The ARX-06 has been eligible for WEC since its 2023 debut because the LMDh regulations allow the same car to compete in IMSA and WEC without major technical changes, though few manufacturers take advantage of this possibility. Cadillac and BMW are the only ones with LMDh programs in both series currently, as Porsche focused solely on IMSA this year and Lamborghini withdrew from both championships.

Honda chose to limit itself to IMSA under the Acura name despite the ARX-06 winning Daytona in 2023 on its debut and finishing second in the 2025 manufacturers' championship with victories at Detroit and Watkins Glen. Meyer Shank Racing and Wayne Taylor Racing expressed interest in racing at Le Mans with the car, but Honda never approved the expansion because it prioritized its return to Formula 1 as an engine supplier for 2026, leaving limited resources for prototypes in the market where Acura has a commercial presence as an exclusive North American division.

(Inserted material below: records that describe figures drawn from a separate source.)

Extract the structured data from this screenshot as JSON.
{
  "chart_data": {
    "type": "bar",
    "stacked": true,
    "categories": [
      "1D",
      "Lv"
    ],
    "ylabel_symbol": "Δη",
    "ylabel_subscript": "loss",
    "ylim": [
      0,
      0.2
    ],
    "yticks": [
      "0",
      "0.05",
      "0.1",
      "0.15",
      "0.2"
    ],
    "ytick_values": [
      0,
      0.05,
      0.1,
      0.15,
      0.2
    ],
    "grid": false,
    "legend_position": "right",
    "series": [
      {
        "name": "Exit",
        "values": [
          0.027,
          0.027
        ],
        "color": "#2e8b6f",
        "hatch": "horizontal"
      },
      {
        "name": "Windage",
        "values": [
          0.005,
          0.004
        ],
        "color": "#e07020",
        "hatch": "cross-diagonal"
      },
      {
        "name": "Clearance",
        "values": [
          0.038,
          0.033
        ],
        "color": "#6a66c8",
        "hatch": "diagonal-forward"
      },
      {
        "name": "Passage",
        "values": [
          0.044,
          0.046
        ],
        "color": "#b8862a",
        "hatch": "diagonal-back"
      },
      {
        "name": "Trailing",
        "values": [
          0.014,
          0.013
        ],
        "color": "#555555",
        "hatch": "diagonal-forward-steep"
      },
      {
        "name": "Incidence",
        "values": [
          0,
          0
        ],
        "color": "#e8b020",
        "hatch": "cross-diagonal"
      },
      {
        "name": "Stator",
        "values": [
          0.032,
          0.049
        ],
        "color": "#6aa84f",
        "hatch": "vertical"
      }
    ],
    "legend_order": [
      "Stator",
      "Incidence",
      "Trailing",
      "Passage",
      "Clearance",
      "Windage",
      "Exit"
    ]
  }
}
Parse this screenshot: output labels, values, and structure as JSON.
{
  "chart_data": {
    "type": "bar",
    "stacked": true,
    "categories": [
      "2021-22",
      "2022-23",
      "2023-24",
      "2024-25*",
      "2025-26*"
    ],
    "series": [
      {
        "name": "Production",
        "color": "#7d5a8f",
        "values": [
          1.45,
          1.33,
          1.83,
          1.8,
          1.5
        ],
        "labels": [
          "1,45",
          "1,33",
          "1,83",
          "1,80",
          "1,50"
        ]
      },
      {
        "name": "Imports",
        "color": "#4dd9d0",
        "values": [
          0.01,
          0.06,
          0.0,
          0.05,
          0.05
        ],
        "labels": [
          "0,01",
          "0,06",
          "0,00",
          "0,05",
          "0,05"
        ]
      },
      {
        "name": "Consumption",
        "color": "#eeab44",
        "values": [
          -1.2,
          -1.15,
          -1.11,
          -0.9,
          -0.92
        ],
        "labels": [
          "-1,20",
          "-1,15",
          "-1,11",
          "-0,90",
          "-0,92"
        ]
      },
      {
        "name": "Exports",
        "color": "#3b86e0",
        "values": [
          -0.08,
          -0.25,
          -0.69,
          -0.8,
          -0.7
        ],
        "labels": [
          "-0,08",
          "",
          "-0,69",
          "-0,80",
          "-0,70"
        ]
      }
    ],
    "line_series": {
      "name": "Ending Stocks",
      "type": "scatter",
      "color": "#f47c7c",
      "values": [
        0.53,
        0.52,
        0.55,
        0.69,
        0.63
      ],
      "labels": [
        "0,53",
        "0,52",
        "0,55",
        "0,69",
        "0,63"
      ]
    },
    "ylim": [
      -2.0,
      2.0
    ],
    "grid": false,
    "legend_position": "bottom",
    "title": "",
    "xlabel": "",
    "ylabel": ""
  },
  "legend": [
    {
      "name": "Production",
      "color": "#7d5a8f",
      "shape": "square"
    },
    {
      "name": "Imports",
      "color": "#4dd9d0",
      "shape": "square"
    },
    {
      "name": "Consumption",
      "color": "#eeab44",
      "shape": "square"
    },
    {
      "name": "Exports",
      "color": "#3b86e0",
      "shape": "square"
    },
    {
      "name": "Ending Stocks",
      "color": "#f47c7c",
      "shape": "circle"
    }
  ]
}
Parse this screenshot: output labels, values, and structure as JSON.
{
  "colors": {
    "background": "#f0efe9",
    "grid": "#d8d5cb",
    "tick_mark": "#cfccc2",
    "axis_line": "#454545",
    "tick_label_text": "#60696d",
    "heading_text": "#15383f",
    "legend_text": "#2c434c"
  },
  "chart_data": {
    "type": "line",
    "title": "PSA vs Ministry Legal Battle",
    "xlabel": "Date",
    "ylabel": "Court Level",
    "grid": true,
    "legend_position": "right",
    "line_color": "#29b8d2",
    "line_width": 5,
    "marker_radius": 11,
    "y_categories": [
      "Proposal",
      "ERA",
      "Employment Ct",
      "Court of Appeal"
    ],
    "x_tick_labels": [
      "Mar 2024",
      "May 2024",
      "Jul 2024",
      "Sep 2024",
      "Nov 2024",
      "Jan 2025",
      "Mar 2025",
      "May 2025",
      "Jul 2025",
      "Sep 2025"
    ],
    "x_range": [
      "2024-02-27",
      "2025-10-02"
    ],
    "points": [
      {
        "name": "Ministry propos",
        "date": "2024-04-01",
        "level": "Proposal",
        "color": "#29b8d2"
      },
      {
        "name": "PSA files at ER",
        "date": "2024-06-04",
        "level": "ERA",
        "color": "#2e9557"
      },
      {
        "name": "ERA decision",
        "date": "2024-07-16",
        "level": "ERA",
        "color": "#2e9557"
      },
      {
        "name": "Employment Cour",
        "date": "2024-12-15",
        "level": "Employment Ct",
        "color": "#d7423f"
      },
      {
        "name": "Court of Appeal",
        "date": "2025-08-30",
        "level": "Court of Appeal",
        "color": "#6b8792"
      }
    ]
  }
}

Why Now with Private Funding

The model Honda is seeking has precedents in the current WEC. Cadillac operates with Hertz Team JOTA, where the private British team covers operational costs with technical support from General Motors. Aston Martin has a similar structure with The Heart of Racing and Multimatic for its Valkyrie program. Honda would provide technical support without assuming full operational costs.

Inter Europol Competition would cover most of the budget according to reports, and the Polish team has the credentials to back it up: it won Le Mans 2023 in LMP2 after competing in WEC between 2021-2023, and in 2024 it clinched the LMP2 drivers' and teams' championships in IMSA. This year it operates two cars in ELMS and a full program in IMSA, where at Daytona it finished second and third with the #43 and #343. The team provides European infrastructure and Le Mans experience that Honda needs to operate in the world championship.

Honda vs Acura

If the program is confirmed, it would use the Honda name instead of Acura because the luxury division was created for the North American market and concentrates its commercial activity in that region, which would mean racing at Le Mans and in WEC under that name would have limited commercial impact compared to using the globally recognized Honda brand. The same ARX-06 would change badges but would technically be identical to the car that races in IMSA, as it only requires homologation for WEC and the HRC twin-turbo V6 engines with the Bosch hybrid system are the same.

Eleven Manufacturers in Hypercar

Honda would arrive alongside Ford and McLaren in 2027. The Hypercar category would reach 11 manufacturers: Aston Martin, Toyota, Cadillac, BMW, Alpine, Ferrari, Peugeot, Genesis, Ford, McLaren, and Honda. With two cars per manufacturer, that would mean 22 prototypes in the premier class of the WEC.